He adopts a gumshoe voice. ‘Well, tough shit, sweetheart, ’cause I ain’t going nowhere.’ As a jilted lover, Ian has found a commitment and aggression that he never possessed as a stand-up comedian, and he is certainly putting on quite a show tonight. ‘Couldn’t afford to anyway.’
She feels like heckling him. ‘I take it you’re not doing a lot of stand-up comedy at the moment, then, Ian?’
‘What do you think, sweetheart?’ he says, putting his arms out to the side, indicating the stubble, the unwashed hair, the sallow skin; his look-what-you’ve-done-to-me look. Ian is making a spectacle of his self-pity, a one-man-show of loneliness and rejection that he’s been working up for the last six months and, tonight at least, Emma has no time for it.
‘Where’s this “sweetheart” thing come from, Ian? I’m not sure if I like it.’

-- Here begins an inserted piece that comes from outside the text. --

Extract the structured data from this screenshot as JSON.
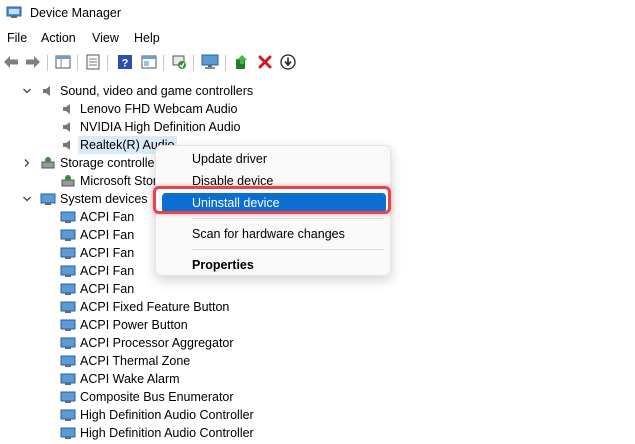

He returns to his search and mumbles something into the drawer, ‘fuck off, Em’ perhaps. Is he drunk, she wonders? On the dressing table, there’s an open can of strong cheap lager. Drunk – now there’s a good idea. At that moment, Emma decides to set out to get drunk as soon as possible. Why not? It seems to work for everyone else. Excited by the project, she walks to the kitchen to make a start.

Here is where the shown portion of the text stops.